Once again, the only way for a platform to respond to the standards this judge suggests are required to retain section 230 protection is significantly more prolific and more invasive moderation, or the elimination of algorithmic recommendations entirely (they aren't going to do that).
I don't see any difference between what they're saying here other than "we're just abolishing 230 and bringing back Stratton Oakmont" and fuck the First Amendment.

And that's legislating from the bench.

Judicial activism.
 
It's actually hilarious, because the two worst offenders are tiktok and facebook. I can't get tiktok to stop showing those stupid fucking reddit stories in my FYP, even after a solid week purposefully trying to purge them out. I can't get facebook to start showing me more than liek 3% of my friend's posts no matter how hard I try to curate it. That's the kind of shit this ruling hammers, and I can't say I disagree. You can't sit here and curate out content that a user says they want, while curating in content they didn't, and say you're not acting as a publisher.
Interesting you also have this problem. My facebook feed is awash with adverts for fucking 'all natural' cleaning products and 'all natural' deodorants and beauty products etc, when I only trust in bleach and aluminium salts. It must be some kind of market segmentation crap because it's clearly not getting that input from me personally.
 
I have never seen YouTube append that disclaimer. At any rate, it would be for jury to decide if that negates the negligence. I'd say it would.
Even very small mentions of COVID in a video during the pandemic would get it tagged with a "This is what COVID is" Wikipedia link right above the description. There's also similar warnings for suicide hotlines, flat Earth conspiracies and climate change. I've just always been curious if they were automated, caused by user reports or manually tagged on by the uploader.

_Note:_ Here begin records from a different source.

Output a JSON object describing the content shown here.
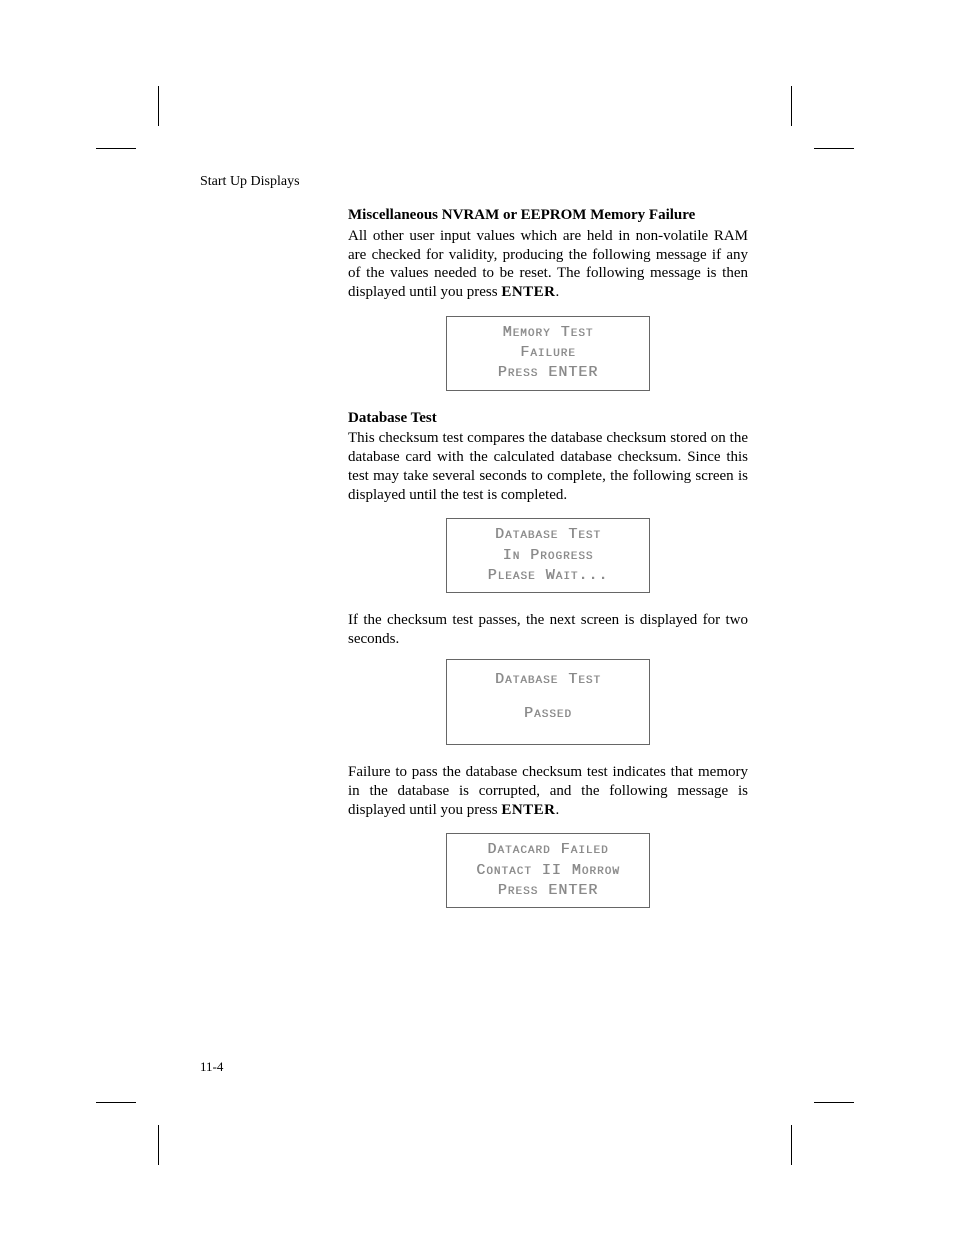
{
  "running_head": "Start Up Displays",
  "page_number": "11-4",
  "section1": {
    "heading": "Miscellaneous NVRAM or EEPROM Memory Failure",
    "para_pre": "All other user input values which are held in non-volatile RAM are checked for validity, producing the following message if any of the values needed to be reset. The following message is then displayed until you press ",
    "enter": "ENTER",
    "period": "."
  },
  "display1": {
    "l1": "Memory Test",
    "l2": "Failure",
    "l3": "Press ENTER"
  },
  "section2": {
    "heading": "Database Test",
    "para": "This checksum test compares the database checksum stored on the database card with the calculated database checksum. Since this test may take several seconds to complete, the following screen is displayed until the test is completed."
  },
  "display2": {
    "l1": "Database Test",
    "l2": "In Progress",
    "l3": "Please Wait..."
  },
  "mid_para": "If the checksum test passes, the next screen is displayed for two seconds.",
  "display3": {
    "l1": "Database Test",
    "l2": "Passed"
  },
  "fail_para_pre": "Failure to pass the database checksum test indicates that memory in the database is corrupted, and the following message is displayed until you press ",
  "fail_enter": "ENTER",
  "fail_period": ".",
  "display4": {
    "l1": "Datacard Failed",
    "l2": "Contact II Morrow",
    "l3": "Press ENTER"
  }
}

Hell, somewhat recently a Chantal video had the "binging is a disorder" warning on it, and she definitely never toggles those on.
 
The argument will be that running a site with a specific focus (say lolcows) and curating that list of permitted threads, is the site making a statement about the individuals and the accuracy of the comments made in the OPs and throughout the threads.
Lets look at what the law actually says. (For my own sake mainly)
No provider or user of an interactive computer service shall be treated as the publisher or speaker of any information provided by another information content provider." (47 U.S.C. § 230(c)(1)).
The important parts are "interactive computer service" and "provided by another information content provider".

When TikTok (or any of the big tech sites) "recommends" a list of content, the content is no longer coming from a third party. It is coming from the company itself.

I think "standard of quality" is a good description for curating a website about a specific topic, like say guns, and deleting
I no longer think my or any curation argument matters based on the law's wording. Site owners are not required to keep posts up. A company does not violate the law by deleting posts it doesn't like. They have freedom of association also. The protection we all get from 230 is to not be liable for speech third parties make. It's complicated by the fact that Facebook et. al claims ownership of all the content posted on their sites. Therefore they are the publisher and the content no longer comes from a third party.

I think the impact will be limited to killing "recommended" or "for you" curation of feeds. Facebook will have to go back to chronological timelines and such. It will be harder for companies to deprioritize content but not to remove it. If they can get to it all. Also the "misinformation" disclaimers and similar.